La verdad, Yeray ya no tenía a Lago Negro en su radar.

Solo tenía una cosa clara:

—Ya quedamos: lo que yo le quite a Lago Negro estos días, es mío. Que nadie venga con cuentos después, porque no lo pienso devolver.

Si alguien salía con que había que negociar después, Yeray ni de chiste iba a aceptar.

Esteban le soltó otra noticia:

—Dan hoy en la mañana logró contactar a la familia Jonas.

Yeray se quedó callado unos segundos.

¿En serio? ¿La familia Jonas, de Irlanda?

Ese tipo sí que tenía recursos. A estas alturas, todavía podía hacer conexiones con los Jonas.

Era bien sabido que esa familia tenía mucho peso.

—¿Y cómo logró ese contacto? —preguntó Yeray.

—No sé bien. Esta mañana desayunó con la hija de los Jonas.

Yeray se quedó mudo.

¿La hija de los Jonas? ¿Desayunando juntos?

Espera, —¿y no que su prometida es la hija de la familia Chevalier, Ingrid Chevalier?

Así que ahora va y desayuna con la heredera de la familia Jonas… ¿Qué se supone que quiere dar a entender?

Esteban explicó:

—Los de la familia Ward siempre han sido movidos por el interés. ¿Tú crees que la familia Chevalier todavía puede ofrecerles algo?

—Si quieren ventajas, pues ahí está su cuñado grande, ¿no? —agregó con burla.

Yeray no pudo evitar soltar una carcajada.

Dan, aunque hace poco anunció que le pasaba el poder a Cristian, ahora de repente se acercaba a los Jonas. Eso tenía un trasfondo que no podía ser ignorado.

Yeray se rio entre dientes.

—Vanesa sí que tiene mal ojo para escoger, ¿cómo fue a fijarse en ese tipo?

—Mejor mantente alerta —le advirtió Esteban.

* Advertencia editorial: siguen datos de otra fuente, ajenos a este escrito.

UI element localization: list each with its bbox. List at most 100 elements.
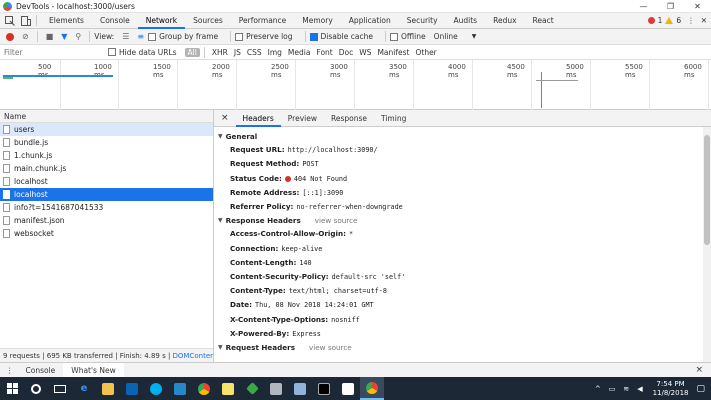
chrome-active-icon[interactable] bbox=[360, 377, 384, 400]
file-explorer-icon[interactable] bbox=[96, 377, 120, 400]
filter-type-manifest[interactable]: Manifest bbox=[374, 48, 412, 57]
column-header-name[interactable]: Name bbox=[0, 110, 213, 123]
filter-type-img[interactable]: Img bbox=[265, 48, 285, 57]
request-row[interactable]: info?t=1541687041533 bbox=[0, 201, 213, 214]
filter-type-js[interactable]: JS bbox=[231, 48, 244, 57]
issue-counters[interactable]: 1 6 ⋮ ✕ bbox=[647, 16, 711, 25]
chevron-down-icon: ▼ bbox=[471, 33, 477, 40]
wifi-icon[interactable]: ≋ bbox=[623, 385, 629, 393]
tab-console[interactable]: Console bbox=[92, 13, 138, 29]
tab-elements[interactable]: Elements bbox=[41, 13, 92, 29]
checkbox-checked-icon bbox=[309, 32, 318, 41]
timeline-overview[interactable]: 500 ms 1000 ms 1500 ms 2000 ms 2500 ms 3… bbox=[0, 60, 711, 110]
filter-type-media[interactable]: Media bbox=[285, 48, 314, 57]
screenshot-icon[interactable]: ■ bbox=[46, 32, 54, 41]
request-row-selected[interactable]: localhost bbox=[0, 188, 213, 201]
details-scrollbar[interactable] bbox=[703, 127, 711, 362]
drawer-close-button[interactable]: × bbox=[695, 365, 703, 375]
drawer-tab-whats-new[interactable]: What's New bbox=[63, 362, 124, 378]
skype-icon[interactable] bbox=[144, 377, 168, 400]
app-leaf-icon[interactable] bbox=[336, 377, 360, 400]
waterfall-icon[interactable]: ≡ bbox=[137, 32, 144, 41]
filter-icon[interactable]: ▼ bbox=[61, 32, 67, 41]
clear-icon[interactable]: ⊘ bbox=[22, 32, 29, 41]
tab-sources[interactable]: Sources bbox=[185, 13, 231, 29]
response-headers-section-toggle[interactable]: ▼ Response Headers view source bbox=[218, 214, 711, 227]
clock[interactable]: 7:54 PM 11/8/2018 bbox=[653, 380, 689, 398]
domcontent-link[interactable]: DOMContent… bbox=[173, 352, 213, 360]
request-row[interactable]: users bbox=[0, 123, 213, 136]
tray-overflow-icon[interactable]: ^ bbox=[595, 385, 601, 393]
sticky-notes-icon[interactable] bbox=[216, 377, 240, 400]
view-source-link[interactable]: view source bbox=[309, 341, 352, 354]
tab-application[interactable]: Application bbox=[341, 13, 399, 29]
preserve-log-checkbox[interactable]: Preserve log bbox=[235, 32, 293, 41]
vscode-icon[interactable] bbox=[168, 377, 192, 400]
hide-data-urls-checkbox[interactable]: Hide data URLs bbox=[108, 48, 177, 57]
outlook-icon[interactable] bbox=[120, 377, 144, 400]
chrome-icon[interactable] bbox=[192, 377, 216, 400]
volume-icon[interactable]: ◀ bbox=[637, 385, 642, 393]
request-row[interactable]: bundle.js bbox=[0, 136, 213, 149]
more-options-icon[interactable]: ⋮ bbox=[687, 16, 695, 25]
tab-response[interactable]: Response bbox=[324, 110, 374, 127]
app-blue-icon[interactable] bbox=[288, 377, 312, 400]
close-details-button[interactable]: × bbox=[214, 110, 236, 127]
notifications-icon[interactable]: ▢ bbox=[696, 384, 705, 394]
terminal-icon[interactable] bbox=[312, 377, 336, 400]
group-by-frame-checkbox[interactable]: Group by frame bbox=[148, 32, 218, 41]
request-row[interactable]: 1.chunk.js bbox=[0, 149, 213, 162]
tab-audits[interactable]: Audits bbox=[446, 13, 486, 29]
record-button[interactable] bbox=[6, 32, 14, 41]
filter-type-font[interactable]: Font bbox=[313, 48, 335, 57]
checkbox-icon bbox=[389, 32, 398, 41]
filter-type-other[interactable]: Other bbox=[412, 48, 439, 57]
battery-icon[interactable]: ▭ bbox=[609, 385, 616, 393]
request-headers-section-toggle[interactable]: ▼ Request Headers view source bbox=[218, 341, 711, 354]
request-row[interactable]: localhost bbox=[0, 175, 213, 188]
request-row[interactable]: main.chunk.js bbox=[0, 162, 213, 175]
general-section-toggle[interactable]: ▼ General bbox=[218, 130, 711, 143]
inspect-element-icon[interactable] bbox=[4, 15, 16, 27]
header-value: * bbox=[348, 230, 354, 239]
tab-timing[interactable]: Timing bbox=[374, 110, 413, 127]
tab-headers[interactable]: Headers bbox=[235, 110, 281, 127]
request-row[interactable]: manifest.json bbox=[0, 214, 213, 227]
edge-icon[interactable]: e bbox=[72, 377, 96, 400]
tab-preview[interactable]: Preview bbox=[281, 110, 324, 127]
tab-redux[interactable]: Redux bbox=[485, 13, 524, 29]
filter-input[interactable] bbox=[0, 45, 98, 59]
tab-memory[interactable]: Memory bbox=[294, 13, 341, 29]
tab-security[interactable]: Security bbox=[399, 13, 446, 29]
throttle-select[interactable]: Online ▼ bbox=[434, 32, 477, 41]
start-button[interactable] bbox=[0, 377, 24, 400]
disable-cache-checkbox[interactable]: Disable cache bbox=[309, 32, 373, 41]
app-tool-icon[interactable] bbox=[264, 377, 288, 400]
search-icon[interactable]: ⚲ bbox=[75, 32, 81, 41]
cortana-icon[interactable] bbox=[24, 377, 48, 400]
tab-network[interactable]: Network bbox=[137, 13, 186, 29]
tab-performance[interactable]: Performance bbox=[231, 13, 295, 29]
file-icon bbox=[3, 138, 10, 147]
drawer-tab-console[interactable]: Console bbox=[18, 363, 64, 378]
device-toolbar-icon[interactable] bbox=[20, 15, 32, 27]
tab-react[interactable]: React bbox=[525, 13, 562, 29]
close-button[interactable]: ✕ bbox=[684, 2, 711, 11]
offline-checkbox[interactable]: Offline bbox=[389, 32, 426, 41]
close-devtools-icon[interactable]: ✕ bbox=[701, 16, 707, 25]
filter-type-ws[interactable]: WS bbox=[356, 48, 374, 57]
large-rows-icon[interactable]: ☰ bbox=[122, 32, 129, 41]
header-value: default-src 'self' bbox=[331, 273, 406, 282]
task-view-icon[interactable] bbox=[48, 377, 72, 400]
filter-type-xhr[interactable]: XHR bbox=[209, 48, 231, 57]
maximize-button[interactable]: ❐ bbox=[657, 2, 684, 11]
drawer-menu-icon[interactable]: ⋮ bbox=[6, 366, 14, 375]
scrollbar-thumb[interactable] bbox=[704, 135, 710, 245]
app-green-icon[interactable] bbox=[240, 377, 264, 400]
filter-type-doc[interactable]: Doc bbox=[336, 48, 357, 57]
view-source-link[interactable]: view source bbox=[315, 214, 358, 227]
request-row[interactable]: websocket bbox=[0, 227, 213, 240]
filter-type-all[interactable]: All bbox=[184, 47, 200, 57]
filter-type-css[interactable]: CSS bbox=[244, 48, 265, 57]
minimize-button[interactable]: — bbox=[630, 2, 657, 11]
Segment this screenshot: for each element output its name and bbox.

Cuando estaba a punto de colgar, Yeray lo detuvo:

—¡No cuelgues!

—¿Qué pasa? ¿Ya te dio miedo?

—¿Miedo? ¿A qué o a quién?

¿A Dan? ¿A Lago Negro?

Yeray soltó una carcajada:

—¿Lago Negro y Dan? ¿De verdad crees que me intimidan? ¿Tú crees que soy de los que se asustan fácil?

Esteban le contestó con seriedad:

—No te confíes, Lago Negro lleva muchos años existiendo.

Yeray soltó una risa sarcástica:

—¿Ahora resulta que te volviste tan precavido? Ya ni pareces tú.